Nommer les émotions en négociation, rendu pratique
- affect étiquetage groupe travail
L'étiquetage affectif — aussi appelé nomination des émotions — consiste à décrire ce que vous ressentez avec des mots, aussi simplement que possible : « je remarque de l'anxiété, une tension dans la poitrine ». Nommer une émotion tend à en retirer une partie de l'intensité, et les travaux en neuroimagerie de Matthew Lieberman et ses collègues relient l'acte d'étiquetage à une réactivité amygdalienne réduite ainsi qu'à un engagement plus grand du cortex préfrontal ventrolatéral droit. Deux choses le font fonctionner : un sentiment nommé a des limites là où un sentiment non nommé ressemble à toute la météo, et la phrase « je ressens de la colère » contient discrètement quelqu'un qui n'est pas seulement sa colère.

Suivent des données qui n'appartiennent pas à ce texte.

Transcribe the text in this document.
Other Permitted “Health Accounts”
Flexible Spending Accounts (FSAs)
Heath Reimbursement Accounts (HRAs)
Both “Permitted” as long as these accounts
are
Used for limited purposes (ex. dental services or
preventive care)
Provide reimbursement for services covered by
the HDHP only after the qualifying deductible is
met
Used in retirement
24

L'effet est cohérent en direction mais généralement modeste en ampleur, et la plupart des preuves proviennent de contextes de laboratoire plutôt que de la vie quotidienne. Traitez-le comme une compétence de régulation quotidienne qui rend un sentiment plus maniable — pas comme quelque chose qui résout la situation qui le cause, et pas comme un substitut aux soins professionnels en cas de détresse sévère ou persistante.